What would you do if someone in authority told you couldn’t do what you knew to be the right thing? Is it better to obey the authority or disobey the authority and do the right thing?
My daughter considered the options and opted for the latter.
She’s grown up with computers, cellphones and recycling. The first two have become necessary evils in my world, but recycling has become a practical way for the entire family to care for creation. We started composting last year and recycle everything we can. The schools have recycling bins, and encourage the staff and students to recycle as well.
But when there are special lunch days (when you can order a sub sandwich from a local shop), you are not allowed to carry anything out of the lunchroom unless it’s in their lunchbox (which they don’t have since they ordered their lunch for special lunch day). So on those days, hundreds of recyclable bottles get tossed away.
Except one bottle. Bethany said she asked the lunchroom monitor if she could carefully carry the bottle to the bathroom to dump it out to recycle in class. She was told she couldn’t even though she explained why she wanted to do what she wanted to do. She told me she thought about it and figured it was better to sneak the bottle out the lunchroom and recycle it.
We talked about her taking the issue up with her teachers and principal and finding ways to make special lunch days fun for the kids and better for the earth. We talked about how she felt unheard and dismissed by the lunch monitor. We talked about trying to honor God, and I told her how it’s exciting to hear how thoughtful she is about the day-to-day things (we’ll ignore the state of her room right now),
But was she right to sneak the bottle out of the room for the sake of going green? What rules have you broken in order to do what you thought was right?
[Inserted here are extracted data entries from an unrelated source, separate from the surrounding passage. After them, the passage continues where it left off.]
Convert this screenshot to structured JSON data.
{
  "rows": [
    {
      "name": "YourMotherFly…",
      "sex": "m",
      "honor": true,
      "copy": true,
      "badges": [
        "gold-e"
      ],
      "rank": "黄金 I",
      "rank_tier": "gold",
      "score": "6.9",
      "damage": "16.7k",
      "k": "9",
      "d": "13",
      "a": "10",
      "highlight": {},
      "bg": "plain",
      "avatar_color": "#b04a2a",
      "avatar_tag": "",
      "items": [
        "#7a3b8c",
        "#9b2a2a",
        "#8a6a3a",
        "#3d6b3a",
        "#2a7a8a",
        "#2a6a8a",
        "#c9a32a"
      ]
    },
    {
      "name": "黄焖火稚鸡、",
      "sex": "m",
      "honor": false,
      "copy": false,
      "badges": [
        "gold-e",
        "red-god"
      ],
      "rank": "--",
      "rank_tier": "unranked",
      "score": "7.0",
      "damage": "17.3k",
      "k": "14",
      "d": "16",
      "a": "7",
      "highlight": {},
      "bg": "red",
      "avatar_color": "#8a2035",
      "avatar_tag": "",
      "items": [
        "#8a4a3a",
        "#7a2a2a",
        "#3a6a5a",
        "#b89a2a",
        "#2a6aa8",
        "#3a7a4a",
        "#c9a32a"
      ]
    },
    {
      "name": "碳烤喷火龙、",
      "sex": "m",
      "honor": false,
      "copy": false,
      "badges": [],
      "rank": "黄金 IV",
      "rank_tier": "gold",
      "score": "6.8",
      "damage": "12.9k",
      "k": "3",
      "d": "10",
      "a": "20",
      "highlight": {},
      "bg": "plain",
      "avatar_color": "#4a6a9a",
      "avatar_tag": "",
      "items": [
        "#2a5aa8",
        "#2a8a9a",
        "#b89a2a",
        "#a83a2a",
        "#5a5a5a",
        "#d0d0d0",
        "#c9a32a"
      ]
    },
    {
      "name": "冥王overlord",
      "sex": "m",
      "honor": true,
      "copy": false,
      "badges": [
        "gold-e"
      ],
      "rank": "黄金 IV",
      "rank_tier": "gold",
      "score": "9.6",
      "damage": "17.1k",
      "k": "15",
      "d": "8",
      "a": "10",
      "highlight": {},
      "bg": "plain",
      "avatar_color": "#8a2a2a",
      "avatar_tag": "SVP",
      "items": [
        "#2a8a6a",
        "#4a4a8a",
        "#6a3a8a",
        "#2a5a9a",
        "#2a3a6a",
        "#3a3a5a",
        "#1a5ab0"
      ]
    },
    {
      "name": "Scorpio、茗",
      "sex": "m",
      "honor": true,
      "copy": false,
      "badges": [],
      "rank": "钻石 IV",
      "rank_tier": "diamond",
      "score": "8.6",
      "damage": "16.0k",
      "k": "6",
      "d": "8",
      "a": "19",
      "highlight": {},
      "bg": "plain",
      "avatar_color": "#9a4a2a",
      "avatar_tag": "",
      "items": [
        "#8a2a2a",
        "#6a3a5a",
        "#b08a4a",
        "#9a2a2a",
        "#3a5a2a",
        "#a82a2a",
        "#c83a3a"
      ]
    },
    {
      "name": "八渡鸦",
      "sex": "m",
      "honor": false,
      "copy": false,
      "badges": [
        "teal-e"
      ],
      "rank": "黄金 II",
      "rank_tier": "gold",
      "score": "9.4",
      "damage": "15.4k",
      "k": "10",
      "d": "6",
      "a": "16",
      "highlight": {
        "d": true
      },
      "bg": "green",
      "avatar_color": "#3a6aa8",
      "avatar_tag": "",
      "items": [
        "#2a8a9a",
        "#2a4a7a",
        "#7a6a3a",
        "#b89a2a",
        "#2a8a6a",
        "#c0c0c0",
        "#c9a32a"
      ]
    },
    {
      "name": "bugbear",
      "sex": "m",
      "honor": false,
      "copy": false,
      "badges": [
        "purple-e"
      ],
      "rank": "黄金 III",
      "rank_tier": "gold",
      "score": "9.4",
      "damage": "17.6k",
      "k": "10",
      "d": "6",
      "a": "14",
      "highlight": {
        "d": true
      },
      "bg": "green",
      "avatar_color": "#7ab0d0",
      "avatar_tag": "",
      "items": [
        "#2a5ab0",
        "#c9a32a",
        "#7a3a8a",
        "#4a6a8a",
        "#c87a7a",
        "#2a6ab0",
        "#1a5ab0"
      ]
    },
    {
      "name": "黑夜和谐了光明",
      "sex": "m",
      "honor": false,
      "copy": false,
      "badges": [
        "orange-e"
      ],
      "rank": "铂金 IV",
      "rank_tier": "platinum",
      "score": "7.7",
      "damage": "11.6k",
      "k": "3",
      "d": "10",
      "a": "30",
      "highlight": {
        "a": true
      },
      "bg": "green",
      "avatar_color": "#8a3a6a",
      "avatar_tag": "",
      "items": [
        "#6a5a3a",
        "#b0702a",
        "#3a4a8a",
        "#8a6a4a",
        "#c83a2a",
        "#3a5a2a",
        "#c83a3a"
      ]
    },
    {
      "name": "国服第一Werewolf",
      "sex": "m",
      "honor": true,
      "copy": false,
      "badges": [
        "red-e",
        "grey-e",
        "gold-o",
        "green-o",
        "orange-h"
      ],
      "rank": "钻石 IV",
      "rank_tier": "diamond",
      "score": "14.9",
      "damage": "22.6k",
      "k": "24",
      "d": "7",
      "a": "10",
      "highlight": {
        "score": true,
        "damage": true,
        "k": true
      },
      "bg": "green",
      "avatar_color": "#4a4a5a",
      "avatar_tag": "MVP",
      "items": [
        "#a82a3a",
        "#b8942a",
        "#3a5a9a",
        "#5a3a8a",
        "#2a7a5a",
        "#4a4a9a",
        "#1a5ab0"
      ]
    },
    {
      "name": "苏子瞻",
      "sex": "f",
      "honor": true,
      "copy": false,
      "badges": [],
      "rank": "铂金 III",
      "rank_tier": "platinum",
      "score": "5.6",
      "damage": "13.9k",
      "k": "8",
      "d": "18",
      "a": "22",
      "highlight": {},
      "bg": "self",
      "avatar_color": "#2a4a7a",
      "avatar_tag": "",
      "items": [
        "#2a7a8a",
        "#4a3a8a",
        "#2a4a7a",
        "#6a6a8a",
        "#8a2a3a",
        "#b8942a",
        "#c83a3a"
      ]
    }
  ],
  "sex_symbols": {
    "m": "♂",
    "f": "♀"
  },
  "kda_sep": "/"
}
I would opt for obedience to authority over defining for oneself what is right unless it is in violation of some specific God command, in other words, if it’s a sin. Fortunately your daughter has a great mother who can help her think these things.
As a Chinese person I’ve often wondered about this in relation to both parental authority and other authority.
The more unusual thing is that my dad especially is wont to question authority, particularly in relation to the authority of regimes that to his evaluation lack legitimacy. It’s also obvious to my family that doing something wrong just to comply with government authority is still wrong.
But when it comes to parental authority, you know how it is: the same as everyone else. Not that my parents have told me to do anything patently wrong, but it’s easy to connect it to caricatures from the Singaporean movie I Not Stupid.